Se ha tendido a ilustrar la relación entre derecho y literatura resaltando obras como Billy Budd, el
Libro de Ester, El proceso, El mercader de Venecia, A sangre fría, La muerte de Iván Ilich,
Antígona, Matar a un ruiseñor, Almas muertas, y un largo etcétera. En estas obras, el centro se fija
en el ámbito de la representación, razón por la cual se resaltan las figuras de abogados o jueces, de
cárceles o juzgados (o todo ello junto). Ficciones de la ley, sin embargo, no surge del interés por
determinar los modos en que la literatura representa al derecho, a pesar de que esta sea una empresa
determinante para pensar la justicia poética, sino de la preocupación por el lugar que aquí tiene lo
que llamamos ficción y su materialidad.

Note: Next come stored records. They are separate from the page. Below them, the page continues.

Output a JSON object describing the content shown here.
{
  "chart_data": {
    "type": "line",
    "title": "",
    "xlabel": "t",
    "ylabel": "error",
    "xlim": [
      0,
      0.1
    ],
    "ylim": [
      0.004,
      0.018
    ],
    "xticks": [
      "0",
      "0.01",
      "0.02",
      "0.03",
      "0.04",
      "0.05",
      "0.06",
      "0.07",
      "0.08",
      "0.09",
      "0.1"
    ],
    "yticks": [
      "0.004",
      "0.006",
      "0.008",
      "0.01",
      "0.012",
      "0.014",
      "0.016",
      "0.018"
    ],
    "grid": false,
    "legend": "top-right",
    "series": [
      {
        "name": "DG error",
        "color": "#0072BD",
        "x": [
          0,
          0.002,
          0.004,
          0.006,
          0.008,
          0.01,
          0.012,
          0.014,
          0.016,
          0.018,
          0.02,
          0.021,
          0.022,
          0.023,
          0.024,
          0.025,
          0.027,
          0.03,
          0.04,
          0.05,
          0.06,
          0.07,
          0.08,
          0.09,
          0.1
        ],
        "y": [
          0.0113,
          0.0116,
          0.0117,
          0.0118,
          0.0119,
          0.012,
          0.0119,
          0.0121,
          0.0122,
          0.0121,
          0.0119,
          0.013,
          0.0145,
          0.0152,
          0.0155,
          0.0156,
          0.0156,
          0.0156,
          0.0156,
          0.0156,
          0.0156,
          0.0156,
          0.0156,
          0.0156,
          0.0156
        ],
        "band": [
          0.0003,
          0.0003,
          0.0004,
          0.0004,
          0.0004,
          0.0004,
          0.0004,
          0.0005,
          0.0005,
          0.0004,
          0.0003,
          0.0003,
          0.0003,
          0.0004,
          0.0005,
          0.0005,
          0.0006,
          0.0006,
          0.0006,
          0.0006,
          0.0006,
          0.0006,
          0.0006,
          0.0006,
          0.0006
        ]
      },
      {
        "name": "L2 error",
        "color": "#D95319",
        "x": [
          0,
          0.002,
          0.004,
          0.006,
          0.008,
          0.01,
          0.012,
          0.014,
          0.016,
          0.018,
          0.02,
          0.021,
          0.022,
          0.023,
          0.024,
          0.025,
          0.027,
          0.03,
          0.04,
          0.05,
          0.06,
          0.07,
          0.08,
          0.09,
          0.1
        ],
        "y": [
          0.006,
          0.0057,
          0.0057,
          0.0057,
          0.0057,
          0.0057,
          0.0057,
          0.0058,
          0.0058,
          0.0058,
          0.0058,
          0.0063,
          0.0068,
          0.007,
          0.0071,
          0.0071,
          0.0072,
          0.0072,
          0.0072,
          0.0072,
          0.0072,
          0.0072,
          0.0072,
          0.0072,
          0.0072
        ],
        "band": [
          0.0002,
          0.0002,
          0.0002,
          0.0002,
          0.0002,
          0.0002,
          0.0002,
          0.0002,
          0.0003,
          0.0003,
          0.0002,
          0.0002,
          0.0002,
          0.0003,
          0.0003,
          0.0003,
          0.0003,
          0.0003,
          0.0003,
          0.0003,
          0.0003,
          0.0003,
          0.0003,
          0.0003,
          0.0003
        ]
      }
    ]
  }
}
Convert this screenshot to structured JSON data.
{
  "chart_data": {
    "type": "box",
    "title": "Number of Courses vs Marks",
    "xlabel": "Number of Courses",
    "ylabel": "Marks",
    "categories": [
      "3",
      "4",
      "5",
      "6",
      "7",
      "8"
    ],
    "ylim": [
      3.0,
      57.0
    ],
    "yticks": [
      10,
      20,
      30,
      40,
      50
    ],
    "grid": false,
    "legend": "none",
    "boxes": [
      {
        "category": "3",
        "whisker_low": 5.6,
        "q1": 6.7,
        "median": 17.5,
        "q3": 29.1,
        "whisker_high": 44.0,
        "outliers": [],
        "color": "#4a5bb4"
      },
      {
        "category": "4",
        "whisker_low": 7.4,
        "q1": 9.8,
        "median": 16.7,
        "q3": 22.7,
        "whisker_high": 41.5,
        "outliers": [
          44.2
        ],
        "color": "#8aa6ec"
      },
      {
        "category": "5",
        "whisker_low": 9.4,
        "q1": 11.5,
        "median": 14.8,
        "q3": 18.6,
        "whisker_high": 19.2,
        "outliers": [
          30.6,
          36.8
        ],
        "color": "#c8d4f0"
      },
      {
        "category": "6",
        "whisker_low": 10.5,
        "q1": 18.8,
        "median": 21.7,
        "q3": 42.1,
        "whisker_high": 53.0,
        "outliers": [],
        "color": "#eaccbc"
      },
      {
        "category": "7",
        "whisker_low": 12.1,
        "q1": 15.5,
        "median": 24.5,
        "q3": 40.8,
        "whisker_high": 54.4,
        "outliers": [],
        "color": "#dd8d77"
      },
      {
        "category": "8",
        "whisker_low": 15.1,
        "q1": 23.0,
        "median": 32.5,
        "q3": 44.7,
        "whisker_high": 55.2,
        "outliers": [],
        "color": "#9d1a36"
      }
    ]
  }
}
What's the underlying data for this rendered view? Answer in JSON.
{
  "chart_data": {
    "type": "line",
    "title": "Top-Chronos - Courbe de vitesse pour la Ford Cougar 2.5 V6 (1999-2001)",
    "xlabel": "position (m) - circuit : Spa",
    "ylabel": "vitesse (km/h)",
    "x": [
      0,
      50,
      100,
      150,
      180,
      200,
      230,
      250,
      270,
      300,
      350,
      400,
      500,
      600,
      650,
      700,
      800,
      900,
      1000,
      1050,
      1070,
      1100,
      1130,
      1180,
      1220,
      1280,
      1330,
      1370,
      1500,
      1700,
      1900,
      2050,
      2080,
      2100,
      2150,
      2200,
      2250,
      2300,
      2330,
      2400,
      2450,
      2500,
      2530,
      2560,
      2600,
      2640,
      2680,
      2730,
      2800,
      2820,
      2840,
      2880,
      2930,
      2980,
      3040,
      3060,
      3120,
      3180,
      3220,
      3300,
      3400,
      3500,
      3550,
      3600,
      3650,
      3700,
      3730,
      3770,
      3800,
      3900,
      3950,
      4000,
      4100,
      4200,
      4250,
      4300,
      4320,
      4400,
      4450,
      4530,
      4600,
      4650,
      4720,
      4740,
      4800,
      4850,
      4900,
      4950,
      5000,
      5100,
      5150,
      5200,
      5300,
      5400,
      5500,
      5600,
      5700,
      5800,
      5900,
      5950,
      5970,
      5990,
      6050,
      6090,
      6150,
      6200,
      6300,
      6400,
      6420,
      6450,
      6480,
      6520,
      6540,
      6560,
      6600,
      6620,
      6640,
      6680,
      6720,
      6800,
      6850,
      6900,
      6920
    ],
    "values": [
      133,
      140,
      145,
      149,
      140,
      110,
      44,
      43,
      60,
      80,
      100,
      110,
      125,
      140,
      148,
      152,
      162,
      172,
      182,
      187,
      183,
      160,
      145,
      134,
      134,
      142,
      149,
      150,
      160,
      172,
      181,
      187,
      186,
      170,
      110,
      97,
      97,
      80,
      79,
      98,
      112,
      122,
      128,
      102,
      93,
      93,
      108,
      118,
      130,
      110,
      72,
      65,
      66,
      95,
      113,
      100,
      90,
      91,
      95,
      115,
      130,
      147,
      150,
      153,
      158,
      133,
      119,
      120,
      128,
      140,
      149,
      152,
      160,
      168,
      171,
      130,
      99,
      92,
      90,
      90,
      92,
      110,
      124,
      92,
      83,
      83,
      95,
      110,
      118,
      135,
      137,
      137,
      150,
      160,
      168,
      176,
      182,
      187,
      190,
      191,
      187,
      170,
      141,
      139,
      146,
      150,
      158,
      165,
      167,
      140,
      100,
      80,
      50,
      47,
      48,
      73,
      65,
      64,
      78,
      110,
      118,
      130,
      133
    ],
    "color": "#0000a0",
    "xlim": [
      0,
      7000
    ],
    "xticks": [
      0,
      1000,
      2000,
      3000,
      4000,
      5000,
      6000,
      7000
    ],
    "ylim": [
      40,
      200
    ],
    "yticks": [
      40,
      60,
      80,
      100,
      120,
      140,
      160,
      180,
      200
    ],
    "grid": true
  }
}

Por una parte, se busca comprender la noción de ficción y
su relación con (el cuerpo y) la ley, y, por otra, ver de qué manera ley y ficción se han afectado
mutuamente en sus formas. El resultado es un libro que vuelve sobre el ejercicio del derecho antes
de Justiniano, cuando los oradores romanos expulsaron a las y los actores de la ciudad, por lo
mucho que teatro y derecho, que actores y oradores, se asemejaban. Luego se detiene en la
emergencia del Corpus Iuris Civilis y su relectura por parte de Boccaccio, que codificó la primera
novela moderna (el Decamerón). A continuación se realiza un excurso por la Inglaterra de Robinson
Crusoe y su principal fuente, Alexander Selkirk, releída en el XIX a partir de la creación de las
Poor Laws por parte de Joseph Townsend (para quien los pobres lo son porque el Estado los
mantiene). Finalmente, se vuelve al mundo griego y latino, a fin de comprender qué es lo que en
aquellos tiempos se entendía por ficción y qué relación tenía esta con la ley y la literatura. El
resultado es un libro que aventura nuevas maneras de comprender una relación que está tan
naturalizada que ya no vemos sus implicancias.